Опорожнив ведро, я отважилась взглянуть учителю в глаза, я взглянула без страха и вины и позвала:
— Пойдемте кофе пить.
Он отрицательно покачал головой, смущения в его лице не было.
— Пойдемте, прошу вас, — повторила я. Он опять качнул головой:
— Я и так вижу, что в вас, Машенька, стало значительно больше места для возможных ответов.
Он слегка улыбнулся спокойной улыбкой и, прямо, как прежде, держа спину, зашагал прочь, вполне аристократически опираясь на резную палку, почти у самого конца которой торчал замысловатый крючок, наверняка идеально подходивший для выуживания бутылок из помойных недр.
Ноги механически понесли меня к подъезду.
Я благоразумно не стала заходить в лифт. Я поднималась малохоженой лестницей вверх. На ступенях лежал кошачий помет. В углах закаменели кренделя человеческого происхождения. Я посмотрела в окно. Мусорные баки стояли напротив. Бутылок около них не было, но я была уверена, что их унес кто-то другой.
Я догадываюсь, что со мной опять что-то произошло — из моей собственной серии очевидного-невероятного. И опять я не нашла средств для понимания.
…И однажды я вцепилась в мать.
— В чем смысл жизни? — остановившись посреди комнаты, вопросила шестнадцатилетняя дылда.

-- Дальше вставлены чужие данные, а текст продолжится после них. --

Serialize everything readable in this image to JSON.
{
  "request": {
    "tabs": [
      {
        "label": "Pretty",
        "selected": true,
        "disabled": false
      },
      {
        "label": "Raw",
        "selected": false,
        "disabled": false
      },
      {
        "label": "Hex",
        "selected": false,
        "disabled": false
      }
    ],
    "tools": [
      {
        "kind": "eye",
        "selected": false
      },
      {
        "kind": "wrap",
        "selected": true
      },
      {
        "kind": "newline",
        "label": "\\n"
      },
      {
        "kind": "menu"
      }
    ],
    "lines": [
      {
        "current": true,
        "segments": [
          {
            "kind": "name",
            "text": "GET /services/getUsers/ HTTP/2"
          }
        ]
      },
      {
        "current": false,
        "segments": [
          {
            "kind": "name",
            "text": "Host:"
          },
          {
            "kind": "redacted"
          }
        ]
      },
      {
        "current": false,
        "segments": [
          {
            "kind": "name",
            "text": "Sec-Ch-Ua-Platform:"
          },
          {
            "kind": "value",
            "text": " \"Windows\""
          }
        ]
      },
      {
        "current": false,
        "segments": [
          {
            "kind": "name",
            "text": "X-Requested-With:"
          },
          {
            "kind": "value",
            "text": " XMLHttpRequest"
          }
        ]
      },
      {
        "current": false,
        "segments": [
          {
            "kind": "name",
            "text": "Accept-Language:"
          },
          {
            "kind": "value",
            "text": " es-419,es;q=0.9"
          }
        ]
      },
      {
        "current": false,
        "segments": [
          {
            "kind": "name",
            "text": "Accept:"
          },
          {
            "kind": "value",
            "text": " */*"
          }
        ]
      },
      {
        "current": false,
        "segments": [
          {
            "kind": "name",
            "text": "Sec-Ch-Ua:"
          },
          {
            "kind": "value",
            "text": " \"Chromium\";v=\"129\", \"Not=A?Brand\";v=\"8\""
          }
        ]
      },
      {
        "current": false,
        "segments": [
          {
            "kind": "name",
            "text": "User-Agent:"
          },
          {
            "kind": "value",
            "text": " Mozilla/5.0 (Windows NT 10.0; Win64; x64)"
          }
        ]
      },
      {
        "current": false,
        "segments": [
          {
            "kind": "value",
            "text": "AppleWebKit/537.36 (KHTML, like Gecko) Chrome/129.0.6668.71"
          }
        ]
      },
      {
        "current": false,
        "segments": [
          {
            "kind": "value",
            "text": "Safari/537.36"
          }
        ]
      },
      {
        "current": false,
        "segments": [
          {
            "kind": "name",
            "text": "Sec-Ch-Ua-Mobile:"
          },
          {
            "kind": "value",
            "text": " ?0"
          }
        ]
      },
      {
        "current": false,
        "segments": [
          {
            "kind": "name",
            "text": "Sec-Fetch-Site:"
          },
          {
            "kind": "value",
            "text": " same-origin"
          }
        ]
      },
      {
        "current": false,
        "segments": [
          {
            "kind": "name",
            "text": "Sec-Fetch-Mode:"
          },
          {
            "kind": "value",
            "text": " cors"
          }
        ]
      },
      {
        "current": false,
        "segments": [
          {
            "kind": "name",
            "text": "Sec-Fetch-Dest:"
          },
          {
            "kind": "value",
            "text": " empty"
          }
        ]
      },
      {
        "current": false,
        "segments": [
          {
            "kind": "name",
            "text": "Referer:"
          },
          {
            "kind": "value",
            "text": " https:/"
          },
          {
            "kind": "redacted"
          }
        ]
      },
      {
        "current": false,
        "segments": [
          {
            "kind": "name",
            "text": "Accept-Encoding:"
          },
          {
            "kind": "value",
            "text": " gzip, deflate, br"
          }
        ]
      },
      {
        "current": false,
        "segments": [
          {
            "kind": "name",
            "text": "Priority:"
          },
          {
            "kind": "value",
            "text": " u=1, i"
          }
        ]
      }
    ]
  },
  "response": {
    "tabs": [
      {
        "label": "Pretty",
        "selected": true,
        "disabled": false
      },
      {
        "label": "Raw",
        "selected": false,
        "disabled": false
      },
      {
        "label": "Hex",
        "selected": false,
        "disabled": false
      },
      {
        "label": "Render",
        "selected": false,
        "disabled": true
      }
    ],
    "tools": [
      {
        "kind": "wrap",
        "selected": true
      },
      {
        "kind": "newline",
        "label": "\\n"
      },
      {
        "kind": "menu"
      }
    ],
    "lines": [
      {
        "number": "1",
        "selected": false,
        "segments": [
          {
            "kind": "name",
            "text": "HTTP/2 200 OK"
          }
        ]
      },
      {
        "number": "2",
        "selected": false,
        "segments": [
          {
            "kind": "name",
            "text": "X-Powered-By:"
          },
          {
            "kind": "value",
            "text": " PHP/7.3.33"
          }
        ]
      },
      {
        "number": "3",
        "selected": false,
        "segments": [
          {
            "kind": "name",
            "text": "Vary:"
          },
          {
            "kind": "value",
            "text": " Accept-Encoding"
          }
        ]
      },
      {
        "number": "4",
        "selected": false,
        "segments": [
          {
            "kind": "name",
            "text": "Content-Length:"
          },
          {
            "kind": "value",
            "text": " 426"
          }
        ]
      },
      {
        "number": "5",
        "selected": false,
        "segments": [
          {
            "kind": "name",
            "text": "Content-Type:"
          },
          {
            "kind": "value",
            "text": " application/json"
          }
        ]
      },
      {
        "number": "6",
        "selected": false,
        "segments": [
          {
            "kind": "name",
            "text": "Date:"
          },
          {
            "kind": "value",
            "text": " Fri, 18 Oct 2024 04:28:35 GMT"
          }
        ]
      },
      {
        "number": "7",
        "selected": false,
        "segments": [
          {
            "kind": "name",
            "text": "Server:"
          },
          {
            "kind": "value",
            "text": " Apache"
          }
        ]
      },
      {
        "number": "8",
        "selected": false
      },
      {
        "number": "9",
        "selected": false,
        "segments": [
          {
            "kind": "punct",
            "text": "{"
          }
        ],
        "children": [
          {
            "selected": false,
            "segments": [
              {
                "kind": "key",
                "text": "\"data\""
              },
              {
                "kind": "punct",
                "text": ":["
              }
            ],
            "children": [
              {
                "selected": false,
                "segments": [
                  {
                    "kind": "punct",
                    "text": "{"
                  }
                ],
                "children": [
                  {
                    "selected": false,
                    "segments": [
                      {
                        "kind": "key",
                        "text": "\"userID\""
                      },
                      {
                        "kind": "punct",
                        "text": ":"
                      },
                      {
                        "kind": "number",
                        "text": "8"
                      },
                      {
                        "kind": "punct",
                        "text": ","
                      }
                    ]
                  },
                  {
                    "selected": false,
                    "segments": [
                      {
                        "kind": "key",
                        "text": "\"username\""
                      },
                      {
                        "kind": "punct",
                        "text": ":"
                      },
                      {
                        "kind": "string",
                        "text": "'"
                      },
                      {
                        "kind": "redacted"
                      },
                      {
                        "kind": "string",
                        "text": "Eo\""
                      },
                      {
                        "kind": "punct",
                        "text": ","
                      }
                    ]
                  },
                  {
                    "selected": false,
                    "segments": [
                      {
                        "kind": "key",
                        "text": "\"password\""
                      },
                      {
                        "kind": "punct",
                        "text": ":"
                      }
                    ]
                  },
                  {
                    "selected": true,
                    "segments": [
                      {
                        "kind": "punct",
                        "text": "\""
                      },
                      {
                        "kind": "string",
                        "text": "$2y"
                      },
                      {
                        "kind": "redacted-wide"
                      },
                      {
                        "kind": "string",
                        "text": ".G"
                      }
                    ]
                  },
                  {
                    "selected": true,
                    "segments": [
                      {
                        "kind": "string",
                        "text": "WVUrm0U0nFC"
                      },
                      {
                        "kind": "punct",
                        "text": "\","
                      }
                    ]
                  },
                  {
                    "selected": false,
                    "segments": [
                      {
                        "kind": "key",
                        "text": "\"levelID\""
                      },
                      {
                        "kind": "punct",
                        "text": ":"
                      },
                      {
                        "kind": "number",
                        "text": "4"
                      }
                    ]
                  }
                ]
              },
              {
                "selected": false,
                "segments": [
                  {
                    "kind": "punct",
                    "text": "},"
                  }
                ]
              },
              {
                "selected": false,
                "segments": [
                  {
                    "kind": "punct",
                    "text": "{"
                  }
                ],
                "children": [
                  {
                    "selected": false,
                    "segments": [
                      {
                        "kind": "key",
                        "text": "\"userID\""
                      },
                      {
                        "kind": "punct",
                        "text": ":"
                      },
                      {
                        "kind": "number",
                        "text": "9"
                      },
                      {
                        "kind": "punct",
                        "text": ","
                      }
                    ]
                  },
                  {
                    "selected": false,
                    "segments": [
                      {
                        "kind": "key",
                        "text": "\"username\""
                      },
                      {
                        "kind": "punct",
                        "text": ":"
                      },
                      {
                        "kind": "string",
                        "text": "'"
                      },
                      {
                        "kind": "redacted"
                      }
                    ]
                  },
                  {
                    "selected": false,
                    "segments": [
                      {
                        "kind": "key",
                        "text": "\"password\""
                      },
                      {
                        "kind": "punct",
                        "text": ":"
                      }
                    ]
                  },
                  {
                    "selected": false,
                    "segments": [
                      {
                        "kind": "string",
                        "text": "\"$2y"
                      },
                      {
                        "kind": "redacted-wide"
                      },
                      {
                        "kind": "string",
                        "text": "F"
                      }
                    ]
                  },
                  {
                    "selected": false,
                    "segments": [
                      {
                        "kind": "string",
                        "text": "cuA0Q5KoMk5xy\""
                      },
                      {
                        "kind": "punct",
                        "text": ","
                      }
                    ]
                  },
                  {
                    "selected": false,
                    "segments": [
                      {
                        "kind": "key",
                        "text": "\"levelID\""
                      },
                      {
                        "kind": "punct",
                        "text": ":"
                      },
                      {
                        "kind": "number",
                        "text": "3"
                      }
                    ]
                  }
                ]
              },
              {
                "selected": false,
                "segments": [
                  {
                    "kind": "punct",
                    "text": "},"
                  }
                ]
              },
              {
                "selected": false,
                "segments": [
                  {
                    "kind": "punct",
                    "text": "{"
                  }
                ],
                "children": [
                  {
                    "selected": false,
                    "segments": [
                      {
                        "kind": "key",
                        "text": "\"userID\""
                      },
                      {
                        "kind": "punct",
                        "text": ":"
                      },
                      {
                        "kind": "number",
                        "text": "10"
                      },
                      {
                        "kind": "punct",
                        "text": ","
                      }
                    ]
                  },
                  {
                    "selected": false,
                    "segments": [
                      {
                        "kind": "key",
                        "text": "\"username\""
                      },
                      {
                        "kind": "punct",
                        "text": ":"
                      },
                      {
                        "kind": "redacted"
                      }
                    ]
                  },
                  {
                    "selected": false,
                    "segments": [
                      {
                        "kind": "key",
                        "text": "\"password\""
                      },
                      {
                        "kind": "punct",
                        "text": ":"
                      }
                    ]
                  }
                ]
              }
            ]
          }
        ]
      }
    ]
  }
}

— В служении, — спокойно ответила мама.
Поскольку под дулом моего вопроса все, как мне казалось, темнили и изворачивались, то прямой и лаконичный ответ меня вовсе не удовлетворил.
— Чему? — придирчиво нахмурилась я.
— Я служу твоему отцу, — так же буднично произнесла моя мать. Ответ меня шокировал.
— Чему-чему? — нахально переспросила я.
Она не стала меня поправлять. Она спокойно повторила свое:
— Твоему папе.
— Да он тебе изменяет! — завопила я. По-моему, из глаз у меня брызнули слезы — приблизительно так, как в мультяшке про Несмеяну.
Лицо матери не дрогнуло.
— Для нас с твоим папой это никогда не было точкой отсчета.
От точки отсчета меня перекосило.
— Вы ненормальные! — завопила я. — Какая точка? Ты бы послушала, что ты говоришь!
— Я говорю правду, — сказала мама так, как будто никто не орал в ее спальне. — Я всегда любила в твоем отце его талант.
— При чем тут талант?!
От крика у меня сорвался голос, но мама и на это не обратила внимания.
— Иногда мне кажется, что талант действительно дар Божий, — проговорила она добросовестно, как на экзамене, и ее взгляд в себя и прислушивающееся лицо поразили меня — она не уклонялась от моей настырности, она шла ей навстречу, отыскивая в себе единственный ответ и сверяя его с каким-то неведомым мне камертоном, который исключал ложь. — Я так к нему и отношусь — как к непосредственно дарованному Богом. Как к Богу, в сущности. — Она покачала головой, будто уже слышала возражение. — Я не смирилась бы с человеком, который бы ничего не делал… Твой отец очень талантлив. Я плачу от радости, когда смотрю на его картины.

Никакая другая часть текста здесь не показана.